Btw, one thing that could may affect your results that I noticed is that you make use of atomics to reduce the min/max depth. Shared memory atomics on NVIDIA hardware serialize on conflicts, so to use them to perform a reduction this way is less efficient than just using a single thread in the CTA to do the work (at least then you dont have to run the conflict detection steps involved). So this step gets a lot faster with a SIMD parallel reduction, which is fairly straight forward, dont have time to dig out a good link sorry, I'll just post a cuda variant I've got handy, for 32 threads (a warp), but scales up with apropriate barrier syncs, sdata is a pointer to a 32 element shared memory buffer (is that local memory in compute shader lingo? Anyway, the on-chip variety.).

uint32_t warpReduce(uint32_t data, uint32_t index, volatile uint32_t *sdata) { unsigned int tid = index; sdata[tid] = data; if (tid < 16) { sdata[tid] += sdata[tid + 16]; sdata[tid] += sdata[tid + 8]; sdata[tid] += sdata[tid + 4]; sdata[tid] += sdata[tid + 2]; sdata[tid] += sdata[tid + 1]; } return sdata[0]; }

Same goes for the list building, where a prefix sum could be used. Here it'd depend on the rate of collisions. Anyway, thinking this might be a difference between NVIDIA and AMD (Where I don't have a clue how atomics are implemented).
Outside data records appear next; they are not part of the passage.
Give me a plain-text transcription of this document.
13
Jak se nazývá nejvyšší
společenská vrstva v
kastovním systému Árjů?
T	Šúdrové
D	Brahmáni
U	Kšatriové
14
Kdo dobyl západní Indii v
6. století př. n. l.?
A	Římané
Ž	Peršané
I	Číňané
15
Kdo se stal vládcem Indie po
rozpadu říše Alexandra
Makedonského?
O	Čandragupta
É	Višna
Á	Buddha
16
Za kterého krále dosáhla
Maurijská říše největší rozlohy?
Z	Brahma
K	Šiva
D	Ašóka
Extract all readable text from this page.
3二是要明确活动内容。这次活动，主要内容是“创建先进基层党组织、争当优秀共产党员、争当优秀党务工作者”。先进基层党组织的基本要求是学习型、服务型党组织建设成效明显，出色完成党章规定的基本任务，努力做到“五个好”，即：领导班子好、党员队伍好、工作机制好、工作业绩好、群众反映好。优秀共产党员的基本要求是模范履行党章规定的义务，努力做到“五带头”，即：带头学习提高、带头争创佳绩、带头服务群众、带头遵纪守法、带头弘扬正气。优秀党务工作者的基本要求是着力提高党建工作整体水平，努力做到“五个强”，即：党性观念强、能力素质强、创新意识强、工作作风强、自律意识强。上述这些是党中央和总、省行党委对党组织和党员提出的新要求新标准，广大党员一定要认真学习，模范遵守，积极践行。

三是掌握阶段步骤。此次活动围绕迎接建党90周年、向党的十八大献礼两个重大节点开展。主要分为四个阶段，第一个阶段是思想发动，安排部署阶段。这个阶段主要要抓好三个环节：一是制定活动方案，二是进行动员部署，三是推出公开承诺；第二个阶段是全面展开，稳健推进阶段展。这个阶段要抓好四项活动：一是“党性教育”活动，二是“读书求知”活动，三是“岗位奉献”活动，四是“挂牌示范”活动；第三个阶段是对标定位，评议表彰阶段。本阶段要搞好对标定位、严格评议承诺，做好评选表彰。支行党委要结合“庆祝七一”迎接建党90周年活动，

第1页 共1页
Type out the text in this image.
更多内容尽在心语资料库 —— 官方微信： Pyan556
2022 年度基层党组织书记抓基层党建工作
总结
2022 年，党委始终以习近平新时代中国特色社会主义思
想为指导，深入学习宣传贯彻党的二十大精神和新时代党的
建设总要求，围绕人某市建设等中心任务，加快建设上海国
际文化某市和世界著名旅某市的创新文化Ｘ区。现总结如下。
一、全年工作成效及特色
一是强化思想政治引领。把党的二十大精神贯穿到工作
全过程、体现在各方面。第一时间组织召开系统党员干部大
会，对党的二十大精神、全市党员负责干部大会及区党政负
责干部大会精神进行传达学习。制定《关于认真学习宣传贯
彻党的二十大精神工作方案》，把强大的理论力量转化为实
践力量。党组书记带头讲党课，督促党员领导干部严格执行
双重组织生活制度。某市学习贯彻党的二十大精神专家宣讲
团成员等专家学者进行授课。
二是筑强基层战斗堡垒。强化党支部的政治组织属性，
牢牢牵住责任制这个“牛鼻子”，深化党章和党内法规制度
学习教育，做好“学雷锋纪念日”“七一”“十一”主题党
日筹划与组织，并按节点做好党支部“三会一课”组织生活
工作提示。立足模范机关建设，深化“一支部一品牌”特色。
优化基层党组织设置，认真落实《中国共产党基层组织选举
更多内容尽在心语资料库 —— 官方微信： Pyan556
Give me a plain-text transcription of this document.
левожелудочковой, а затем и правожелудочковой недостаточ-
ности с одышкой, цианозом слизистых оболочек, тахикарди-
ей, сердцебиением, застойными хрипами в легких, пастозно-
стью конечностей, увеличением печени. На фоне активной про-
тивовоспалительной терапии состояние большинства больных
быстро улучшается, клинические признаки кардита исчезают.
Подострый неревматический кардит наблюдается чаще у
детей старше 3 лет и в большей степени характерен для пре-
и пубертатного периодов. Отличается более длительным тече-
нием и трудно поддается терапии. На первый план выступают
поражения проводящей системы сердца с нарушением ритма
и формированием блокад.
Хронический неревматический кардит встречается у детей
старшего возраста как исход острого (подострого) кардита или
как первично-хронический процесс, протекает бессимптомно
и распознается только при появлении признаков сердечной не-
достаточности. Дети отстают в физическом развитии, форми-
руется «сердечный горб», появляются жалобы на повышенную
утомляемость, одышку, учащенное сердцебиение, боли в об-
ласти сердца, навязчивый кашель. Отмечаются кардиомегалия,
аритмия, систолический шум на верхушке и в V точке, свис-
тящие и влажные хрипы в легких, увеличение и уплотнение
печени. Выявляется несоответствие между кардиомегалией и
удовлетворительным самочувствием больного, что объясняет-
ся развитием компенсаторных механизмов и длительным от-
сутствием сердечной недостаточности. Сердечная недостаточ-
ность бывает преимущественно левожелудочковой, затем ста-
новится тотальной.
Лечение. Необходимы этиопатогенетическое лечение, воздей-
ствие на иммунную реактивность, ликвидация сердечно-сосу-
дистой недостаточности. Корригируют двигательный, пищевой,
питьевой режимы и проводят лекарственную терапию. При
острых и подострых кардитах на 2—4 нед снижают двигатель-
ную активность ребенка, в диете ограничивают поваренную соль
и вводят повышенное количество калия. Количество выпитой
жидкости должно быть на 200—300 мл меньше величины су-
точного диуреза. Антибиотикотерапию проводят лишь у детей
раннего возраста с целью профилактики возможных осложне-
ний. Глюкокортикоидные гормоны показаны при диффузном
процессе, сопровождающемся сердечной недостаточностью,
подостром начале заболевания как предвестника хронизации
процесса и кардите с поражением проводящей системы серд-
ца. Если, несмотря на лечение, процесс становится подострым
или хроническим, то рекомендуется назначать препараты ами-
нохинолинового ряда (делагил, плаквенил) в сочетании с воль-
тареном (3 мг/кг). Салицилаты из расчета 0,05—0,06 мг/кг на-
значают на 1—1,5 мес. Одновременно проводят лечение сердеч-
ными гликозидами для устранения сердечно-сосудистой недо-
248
As a side note, it's much more efficient to work out the screen space bounds of each light before running the per tile checks, saves constructing identical planes for tens of tiles, etc.

Anyway, fun to see some activity on this topic! And I'm surprised at the good results for tiled forward.

Cheers
.ola

##### Share on other sites
Yeah, given that ALU power continues to increase while bandwidth doesn't the removal of that constraint is a very nice factor for LI.

I tried to spin the app up in AMD's GPU PerfStudio last night but it became a crash fest Wanted to see what kind of utilisation the various stages were getting on the ALUs and bandwidth wise.

##### Share on other sites
How easy would it be to implement transparency in a LI renderer? The z prepass suffers from the same issue as a geometry pass in a deferred shading renderer.

##### Share on other sites
It would be the same as a normal forward lighting system; render transparent objects back to front. You'd just get early rejection for objects which are behind the layed down z-pass.

The other option is an order independant transparency system but those are still pretty heavy on the hardware it would seem.

##### Share on other sites

It would be the same as a normal forward lighting system; render transparent objects back to front. You'd just get early rejection for objects which are behind the layed down z-pass.

Just note that the restriction applies to lights as well, so when you build the grid you can only reject lights entirely behind the scene (only use max depth). Obiously one could elaborate on this with a min depth buffer, but before you know it we'll have implemented depth peeling

Otherwise I think the fact that you can reuse the entire pipeline including shader functions to access the grid, is one of the really strong features of the tiled deferred-forward combo. Easy to to tiled deferred for opaque objects, and then add a tiled forward for transparent, if that is what works. It is very easy to move between tiled deferred and forward shading, and this got to be good for compatibility/scaling/adapting to platforms.

##### Share on other sites

Just note that the restriction applies to lights as well, so when you build the grid you can only reject lights entirely behind the scene (only use max depth). Obiously one could elaborate on this with a min depth buffer, but before you know it we'll have implemented depth peeling

Otherwise I think the fact that you can reuse the entire pipeline including shader functions to access the grid, is one of the really strong features of the tiled deferred-forward combo. Easy to to tiled deferred for opaque objects, and then add a tiled forward for transparent, if that is what works. It is very easy to move between tiled deferred and forward shading, and this got to be good for compatibility/scaling/adapting to platforms.

But then you loose the benefit of easily being able to use different BRDFs, unless you resort to storing material ID in your gbuffer and then use branching in your lighting shader.